Advantages and Disadvantages of Online Trading
There are certain aspects of online trading that make it attractive to investors. But there also certain features that are not so attractive. So here are some advantages and disadvantages of online trading.
- Low fees – with online trading, the transactions costs and fees are low compared to traditional trading.
- It’s cheap: Since you don’t need the services of a human broker to trade online, the cost of trading is not high.
- Flexibility and convenience – the biggest advantage of online trading is that you can trade any time, any were. And you don’t need a broker to execute a trade. One of the best platforms you can use is MetaTrader4. Here’s an in-depth guide on how to use MetaTrader.
- Control – with online trading, you are in control. You don’t need a broker to execute trades on your behalf.
- Access to trading tools – many online trading platforms offer their users a range of trading tools that offer valuable information as well as help traders with their trading decisions.
- It’s unbiased – it is not uncommon for brokers to mislead investors so as to make a profit. But with online trading, you are the one in control.
- It’s too easy – online trading is not difficult. You simply click on the buy or sell button on the website, and that’s it. Since it’s too easy, you might end up overinvesting, which may result in considerable losses. So as an online investor, you need to protect yourself by understanding how trading works. Otherwise, you may end up losing a lot of your hard earned money, if don’t know what you are doing.
- Internet dependent – to engage in online trading, you need a reliable and fast internet connection. But if the internet is slow or is constantly interrupted, you may lose out on some potentially lucrative trades.
- You are on your own – when you engage in online trading, you are the one in control. There is no chance of building a personal relationship with a broker, which can be helpful especially when you need sound investment and financial advice.
- Human errors – a small mistake or misstep can end up costing you a lot.
Online trading has its advantages and disadvantages.

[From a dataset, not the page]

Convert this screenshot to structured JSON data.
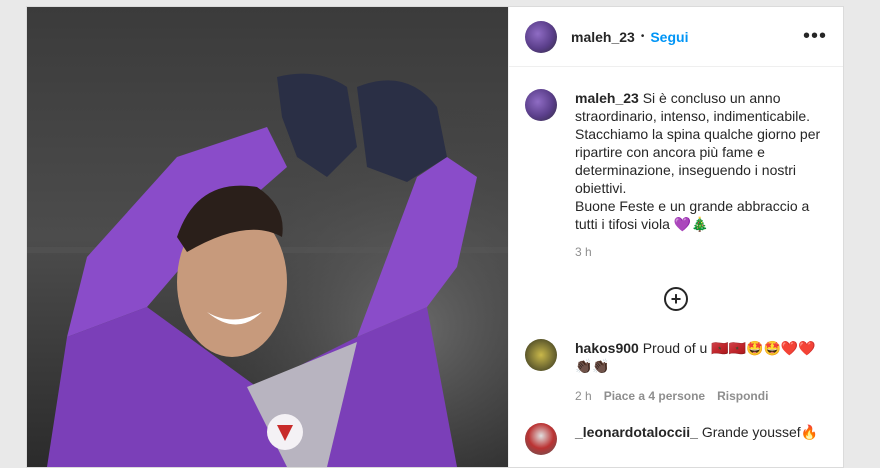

It is up to you to decide whether it is something you want to do. However, keep in mind that it also has its risks and like traditional trading, you must be willing to invest an amount that you are willing to lose.
Avoid overinvesting especially if you are green at online trading as you may end up losing all your investment. Also, do your due diligence when choosing an online trading platform. We have covered some key features that a good online trading platform should have in this article, but there are many more.
And lastly, learn as much as you can about online trading before you get started. The internet has a plethora of information about online trading you may find valuable and useful.